= Mae Rockland Tupa =

American artist and author (born 1937)
Mae Rockland Tupa (born Mae Cecilia Shafter; December 18, 1937) is a Jewish American artist and author specializing in ceramics and textile arts. Mae taught at the Princeton Art Association, published seven books with Schocken Books, and created many works of art; the most notable of which is "Miss Liberty" (housed at The Jewish Museum in New York City), created in 1974.

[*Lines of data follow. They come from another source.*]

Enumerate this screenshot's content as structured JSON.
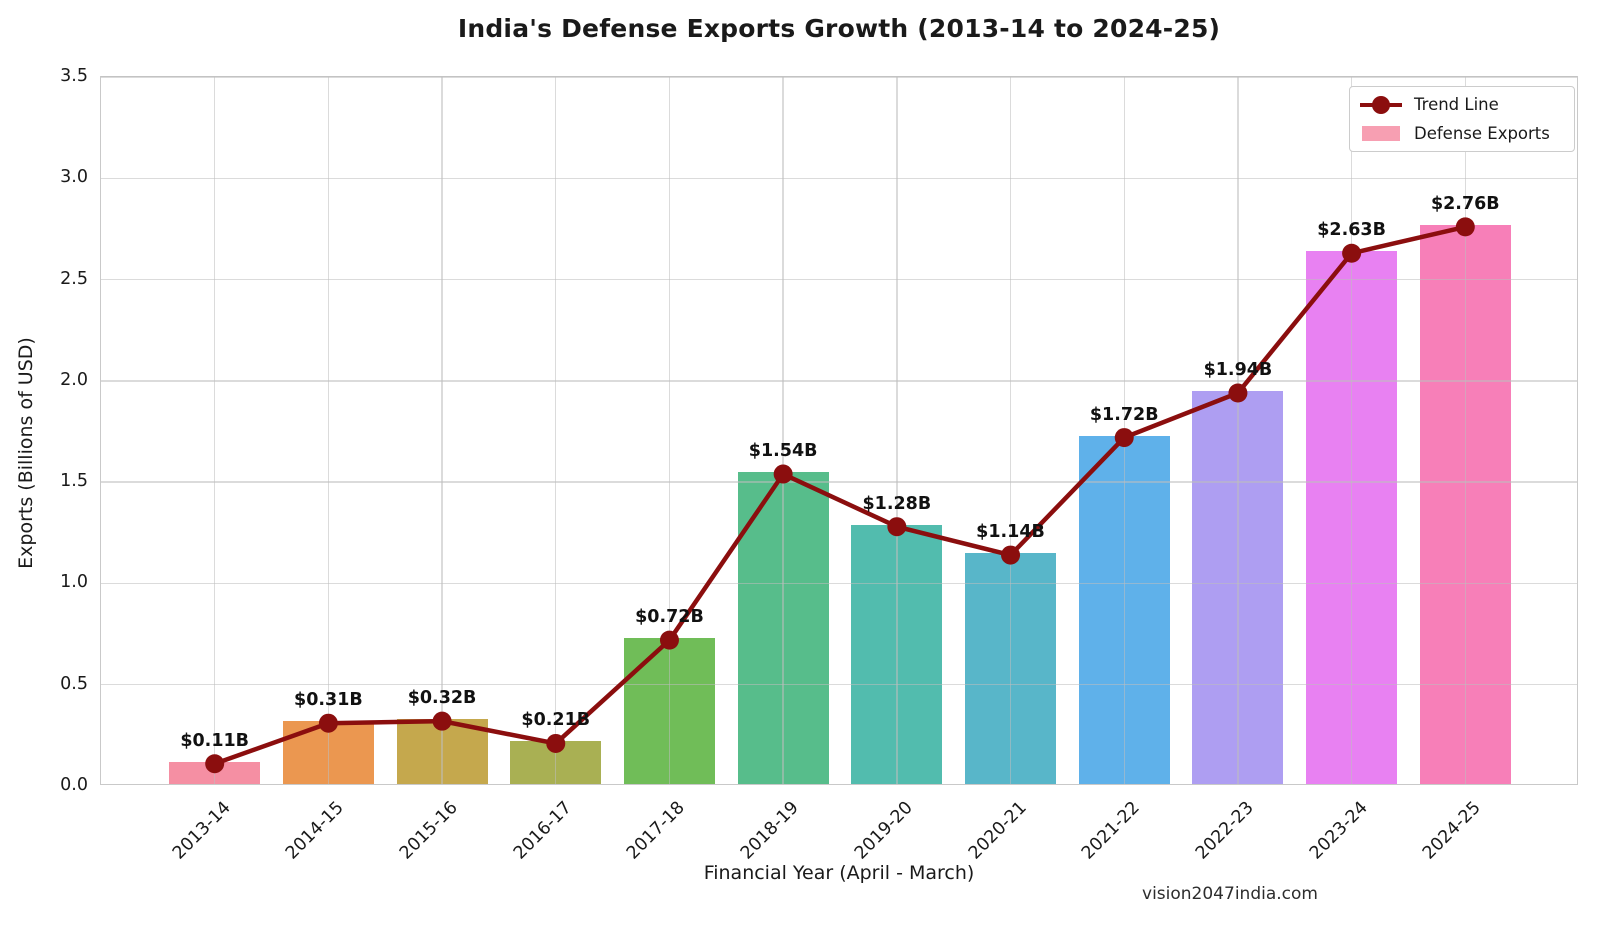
{
  "title": "India's Defense Exports Growth (2013-14 to 2024-25)",
  "watermark": "vision2047india.com",
  "legend": {
    "trend_label": "Trend Line",
    "bars_label": "Defense Exports",
    "patch_color": "#f79fb2"
  },
  "chart_data": {
    "type": "bar",
    "title": "India's Defense Exports Growth (2013-14 to 2024-25)",
    "xlabel": "Financial Year (April - March)",
    "ylabel": "Exports (Billions of USD)",
    "categories": [
      "2013-14",
      "2014-15",
      "2015-16",
      "2016-17",
      "2017-18",
      "2018-19",
      "2019-20",
      "2020-21",
      "2021-22",
      "2022-23",
      "2023-24",
      "2024-25"
    ],
    "values": [
      0.11,
      0.31,
      0.32,
      0.21,
      0.72,
      1.54,
      1.28,
      1.14,
      1.72,
      1.94,
      2.63,
      2.76
    ],
    "value_labels": [
      "$0.11B",
      "$0.31B",
      "$0.32B",
      "$0.21B",
      "$0.72B",
      "$1.54B",
      "$1.28B",
      "$1.14B",
      "$1.72B",
      "$1.94B",
      "$2.63B",
      "$2.76B"
    ],
    "bar_colors": [
      "#f58fa3",
      "#eb9750",
      "#c5a84d",
      "#a9b053",
      "#70bd58",
      "#57bd8b",
      "#52bcae",
      "#58b6c9",
      "#5fb1ea",
      "#ae9ef2",
      "#e881f2",
      "#f77fb8"
    ],
    "series": [
      {
        "name": "Trend Line",
        "type": "line",
        "color": "#8b0e0e"
      },
      {
        "name": "Defense Exports",
        "type": "bar"
      }
    ],
    "ylim": [
      0,
      3.5
    ],
    "yticks": [
      0.0,
      0.5,
      1.0,
      1.5,
      2.0,
      2.5,
      3.0,
      3.5
    ],
    "grid": true,
    "legend_position": "upper right"
  }
}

== Early life and education ==
Born on December 18, 1937 in the Bronx, NY, Mae attended and graduated from Music & Art High School in New York City. She married her first husband, Michael Aaron Rockland, after her first year at Hunter College at age 17. They moved to Japan for one year as Michael served in the U.S. Navy and then relocated to Minnesota, where Mae completed her BFA in printmaking at the University of Minnesota.

== Family ==
Mae and Michael were married for 22 years, after which they separated in 1977. They had two sons, David and Jeffrey Rockland, and a daughter, Keren Rockland. Upon moving to Brookline, Massachusetts after the separation, Mae met Myron Alfred Tupa, an artist and high school teacher, and married him in 1979. They continue to reside in Brookline, MA.

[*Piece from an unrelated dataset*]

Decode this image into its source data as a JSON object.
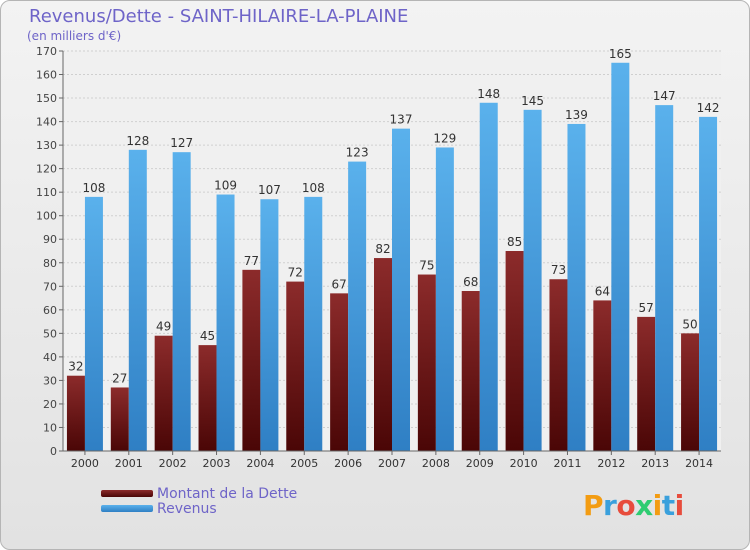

== Artistic and written work ==
When living in Japan, Mae taught ceramics classes to the servicemen in the U.S. Navy with her husband. Upon arriving back in the United States and finishing her BFA, she also came to love printmaking and diversified her mediums. Moving between Buenos Aires and Madrid due to her first husband's job with the United States Foreign Service, Mae held solo and joint exhibitions of her art alongside Argentinean and Spanish artists between 1961 and 1967. Settling in Princeton, New Jersey in 1967, Mae began teaching textile classes at the Princeton Art Association and her synagogue. Additionally, she joined the Pomegranate Guild of Judaic Needlework and held an exhibition at the Nassau Gallery at Princeton.

Beginning in 1973, Mae published seven books: The Work of Our Hands: Jewish Needlecraft for Today (1973); The Hanukkah Book (1975); The Jewish Yellow Pages: A Directory of Goods and Services (1976); The Jewish Party Book: A Contemporary Guide to Customs, Crafts, and Foods (1978); The New Jewish Yellow Pages (1980); The Hanukkah Book: Games, Activities, and Gift Suggestions for the Whole Family, an updated version of the 1975 publication (1985); and The New Work of Our Hands: Contemporary Jewish Needlework and Quilts (1994).

In addition to her writing, Mae has consistently produced physical works of art throughout her life. Notable pieces include a quilt, "Promise"; a menorah made from Statue of Liberty statues, "Miss Liberty"; a print, "Jonah".